Bağcılar'da Sucu Dehşeti: İş Yerinde Kurduğu Süngerli İstismar Odasının Karanlık Sırları Ortaya Çıktı!
Bağcılar'da bir sucu dükkanında ortaya çıkan akılalmaz istismar dosyası Türkiye'yi ayağa kaldırdı. Kayıp bir kız çocuğuyla başlayan soruşturma, iş yerindeki gizli ve süngerle kaplı odada yaşanan dehşeti ve Metin Şenay'ın geçmişindeki karanlık tarihi gün y
İstanbul'un göbeği Bağcılar'da, mahallenin "Sucu Amcası" olarak tanınan Metin Şenay'ın iş yerinde kurduğu "istismar odası" ve ardındaki kan donduran detaylar tüm Türkiye'yi şoke etti. Mayıs 2023'te 12 yaşındaki bir kız çocuğunun kaybolmasıyla başlayan ve iki gün süren hummalı arama çalışmaları, yıllarca gizli kalan bir dehşet ağını ortaya çıkardı.
Kaybolan 12 yaşındaki M.Y.E.'nin okuldan çıktıktan sonra eve dönmemesi üzerine ailesi büyük bir panikle her yerde küçük kızı aramaya başladı. Öğretmenler ve ailelerin çabaları sonuç vermeyince durum polise bildirildi. Polis ekipleri, çocuğun okuldan eve giden güzergahındaki tüm kamera kayıtlarını incelemeye aldı. Yaklaşık iki gün süren bu titiz inceleme sonucunda, 12 yaşındaki M.Y.E.'nin mahallenin "sucu amcası" Metin Şenay'ın su taşıma aracına bindiği tespit edildi. İddianamede yer alan bilgilere göre, Metin Şenay, küçük kızı "Seni eve bırakayım, seni ben götüreyim kızım" diyerek kandırdı.

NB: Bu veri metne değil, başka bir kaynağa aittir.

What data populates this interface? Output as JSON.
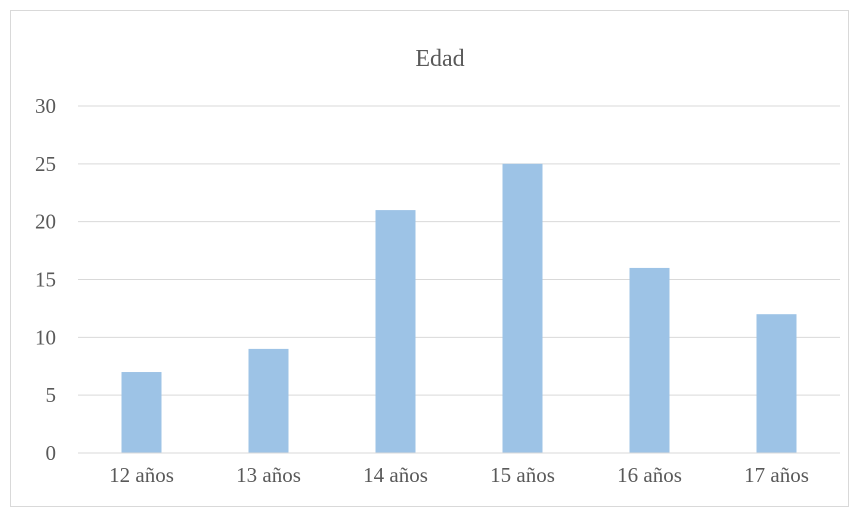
{
  "chart_data": {
    "type": "bar",
    "title": "Edad",
    "xlabel": "",
    "ylabel": "",
    "categories": [
      "12 años",
      "13 años",
      "14 años",
      "15 años",
      "16 años",
      "17 años"
    ],
    "values": [
      7,
      9,
      21,
      25,
      16,
      12
    ],
    "ylim": [
      0,
      30
    ],
    "yticks": [
      0,
      5,
      10,
      15,
      20,
      25,
      30
    ],
    "grid": true,
    "legend": "none",
    "bar_color": "#9dc3e6",
    "grid_color": "#d9d9d9"
  }
}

Ancak M.Y.E.'yi eve götürmek yerine, Metin Şenay kendi su deposuna götürdü. Burası, dehşetin yaşandığı gizli bir dünyaya açılan kapıydı. Kaynakta anlatılanlara göre, su deposunun içerisinde "gizli bir bölme" bulunuyordu. Bu bölme, seslerin dışarı çıkmasını engellemek için "süngerle kaplanmıştı". Odanın içerisinde pencere yoktu, havalandırma yoktu, tam anlamıyla "kara kutu gibi bir oda" olarak tanımlanıyor.

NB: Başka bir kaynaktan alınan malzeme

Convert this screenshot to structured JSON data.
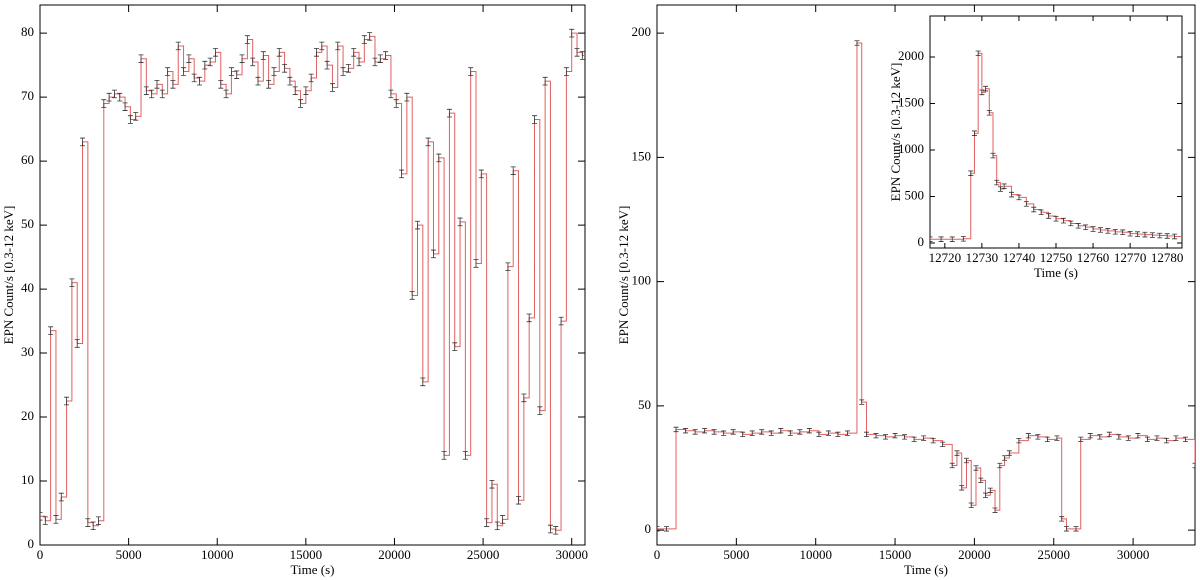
{
  "chart_data": [
    {
      "type": "line",
      "xlabel": "Time (s)",
      "ylabel": "EPN Count/s [0.3-12 keV]",
      "color": "#e06060",
      "yerr": 0.6,
      "xlim": [
        0,
        30750
      ],
      "ylim": [
        0,
        84.4
      ],
      "xticks": [
        0,
        5000,
        10000,
        15000,
        20000,
        25000,
        30000
      ],
      "yticks": [
        0,
        10,
        20,
        30,
        40,
        50,
        60,
        70,
        80
      ],
      "x": [
        0,
        300,
        600,
        900,
        1200,
        1500,
        1800,
        2100,
        2400,
        2700,
        3000,
        3300,
        3600,
        3900,
        4200,
        4500,
        4800,
        5100,
        5400,
        5700,
        6000,
        6300,
        6600,
        6900,
        7200,
        7500,
        7800,
        8100,
        8400,
        8700,
        9000,
        9300,
        9600,
        9900,
        10200,
        10500,
        10800,
        11100,
        11400,
        11700,
        12000,
        12300,
        12600,
        12900,
        13200,
        13500,
        13800,
        14100,
        14400,
        14700,
        15000,
        15300,
        15600,
        15900,
        16200,
        16500,
        16800,
        17100,
        17400,
        17700,
        18000,
        18300,
        18600,
        18900,
        19200,
        19500,
        19800,
        20100,
        20400,
        20700,
        21000,
        21300,
        21600,
        21900,
        22200,
        22500,
        22800,
        23100,
        23400,
        23700,
        24000,
        24300,
        24600,
        24900,
        25200,
        25500,
        25800,
        26100,
        26400,
        26700,
        27000,
        27300,
        27600,
        27900,
        28200,
        28500,
        28800,
        29100,
        29400,
        29700,
        30000,
        30300,
        30600
      ],
      "values": [
        4.5,
        3.8,
        33.5,
        4,
        7.5,
        22.5,
        41,
        31.5,
        63,
        3.5,
        3,
        3.8,
        69,
        70,
        70.5,
        70,
        68.5,
        66.5,
        67,
        76,
        71,
        70.5,
        72,
        70.5,
        74,
        72,
        78,
        74,
        76,
        73,
        72.5,
        75,
        75.5,
        77,
        72,
        70.5,
        74,
        73.5,
        76,
        79,
        75.5,
        72.5,
        76.5,
        72,
        74,
        77,
        74.5,
        72.5,
        71,
        69,
        71,
        73,
        77,
        78,
        75,
        71.5,
        78,
        74,
        74.5,
        77,
        75.5,
        79,
        79.5,
        75.5,
        76,
        76.5,
        70.5,
        69,
        58,
        70,
        39,
        50,
        25.5,
        63,
        45.5,
        60.5,
        14,
        67.5,
        31,
        50.5,
        14,
        74,
        44,
        58,
        3.5,
        9.5,
        3,
        4,
        43.5,
        58.5,
        7,
        23,
        35.5,
        66.5,
        21,
        72.5,
        2.5,
        2.3,
        35,
        74,
        80,
        77,
        76.5
      ]
    },
    {
      "type": "line",
      "xlabel": "Time (s)",
      "ylabel": "EPN Count/s [0.3-12 keV]",
      "color": "#e06060",
      "yerr": 0.9,
      "xlim": [
        0,
        33900
      ],
      "ylim": [
        -6,
        211.3
      ],
      "xticks": [
        0,
        5000,
        10000,
        15000,
        20000,
        25000,
        30000
      ],
      "yticks": [
        0,
        50,
        100,
        150,
        200
      ],
      "x": [
        0,
        600,
        1200,
        1800,
        2400,
        3000,
        3600,
        4200,
        4800,
        5400,
        6000,
        6600,
        7200,
        7800,
        8400,
        9000,
        9600,
        10200,
        10800,
        11400,
        12000,
        12600,
        12900,
        13200,
        13800,
        14400,
        15000,
        15600,
        16200,
        16800,
        17400,
        18000,
        18600,
        18900,
        19200,
        19500,
        19800,
        20100,
        20400,
        20700,
        21000,
        21300,
        21600,
        21900,
        22200,
        22800,
        23400,
        24000,
        24600,
        25200,
        25500,
        25800,
        26400,
        26700,
        27300,
        27900,
        28500,
        29100,
        29700,
        30300,
        30900,
        31500,
        32100,
        32700,
        33300,
        33900
      ],
      "values": [
        0.5,
        0.5,
        40.5,
        40,
        39.5,
        40,
        39.5,
        39,
        39.5,
        38.5,
        39,
        39.5,
        39,
        40,
        39,
        39.5,
        40,
        38.5,
        39,
        38.5,
        39,
        196,
        51.5,
        38.5,
        38,
        37.5,
        38,
        37.5,
        36.5,
        37,
        36,
        34.5,
        26,
        31,
        17,
        28,
        10,
        25,
        20,
        14,
        16,
        8,
        26,
        29,
        31,
        36,
        38,
        37.5,
        36.5,
        37,
        4.5,
        0.5,
        0.5,
        36.5,
        38,
        37.5,
        38.5,
        37.5,
        37,
        38,
        36.5,
        37,
        36,
        37,
        36.5,
        26
      ]
    },
    {
      "type": "line",
      "xlabel": "Time (s)",
      "ylabel": "EPN Count/s [0.3-12 keV]",
      "color": "#e06060",
      "yerr": 25,
      "xlim": [
        12716,
        12784
      ],
      "ylim": [
        -54,
        2441
      ],
      "xticks": [
        12720,
        12730,
        12740,
        12750,
        12760,
        12770,
        12780
      ],
      "yticks": [
        0,
        500,
        1000,
        1500,
        2000
      ],
      "x": [
        12716,
        12719,
        12722,
        12725,
        12727,
        12728,
        12729,
        12730,
        12731,
        12732,
        12733,
        12734,
        12735,
        12736,
        12738,
        12740,
        12742,
        12744,
        12746,
        12748,
        12750,
        12752,
        12754,
        12756,
        12758,
        12760,
        12762,
        12764,
        12766,
        12768,
        12770,
        12772,
        12774,
        12776,
        12778,
        12780,
        12782
      ],
      "values": [
        40,
        40,
        40,
        45,
        750,
        1180,
        2040,
        1620,
        1660,
        1400,
        940,
        650,
        580,
        610,
        520,
        490,
        420,
        360,
        330,
        290,
        260,
        240,
        210,
        185,
        170,
        150,
        140,
        130,
        120,
        115,
        100,
        95,
        90,
        85,
        80,
        75,
        70
      ]
    }
  ]
}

Metin Şenay, 12 yaşındaki M.Y.E.'yi bu odaya kilitledi ve tam iki gün boyunca alıkoydu. Küçük kız, tuvalet ihtiyacını gidermesi için bir kap verildiğini ve "Burada tuvalet yok, sen bu kaba tuvaletini yapmak zorundasın" denildiğini anlattı. Yaşadığı korku ve dehşet nedeniyle midesi bulanan küçük kız, o kaba kusmak zorunda kaldı. Ve o iki gün boyunca, o süngerli odada "tecavüze uğradı". Çocuk bağırmak, konuşmak istediğinde ise Metin Şenay, önceden hazırladığı notları gösteriyordu. Bu notlarda "Bağırma", "Bağırırsan seni öldürürüm" gibi ifadeler yazılıydı ve Metin Şenay bu notları ısrarla gösteriyordu.

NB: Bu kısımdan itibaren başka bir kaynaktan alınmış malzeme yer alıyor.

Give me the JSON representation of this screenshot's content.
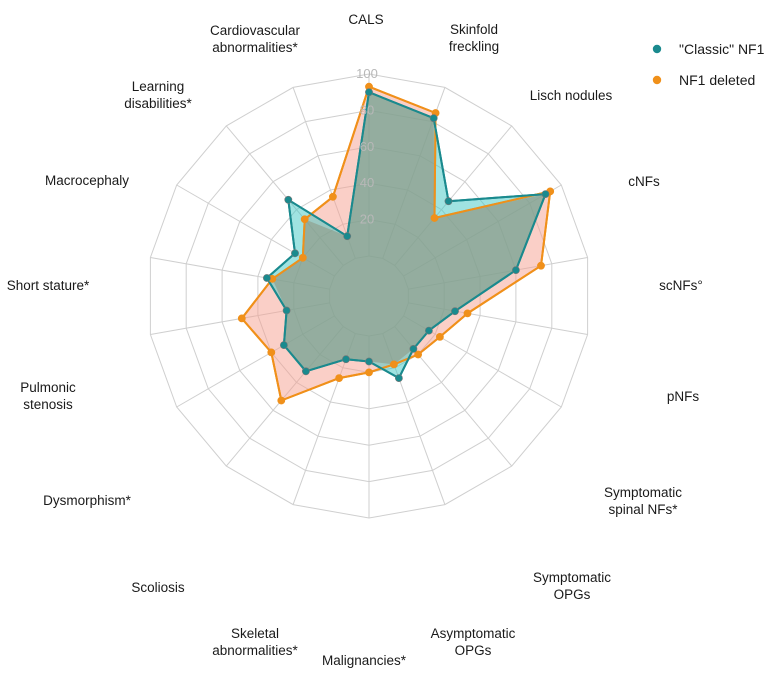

Polis, M.Y.E.'nin Metin Şenay ile birlikte gittiğini öğrenince hemen iş yerine bir operasyon düzenledi. Metin Şenay'ın panikleyip kaçmaya çalışması üzerine, iş yerindeki "gizli bölme" ortaya çıktı. Odaya giren polisler, 12 yaşındaki M.Y.E.'yi "baygın halde", "kan ve revan içerisinde" buldular. Küçük kızın "çok korkmuş bir halde" olduğu tespit edildi. Metin Şenay o gün gözaltına alındı.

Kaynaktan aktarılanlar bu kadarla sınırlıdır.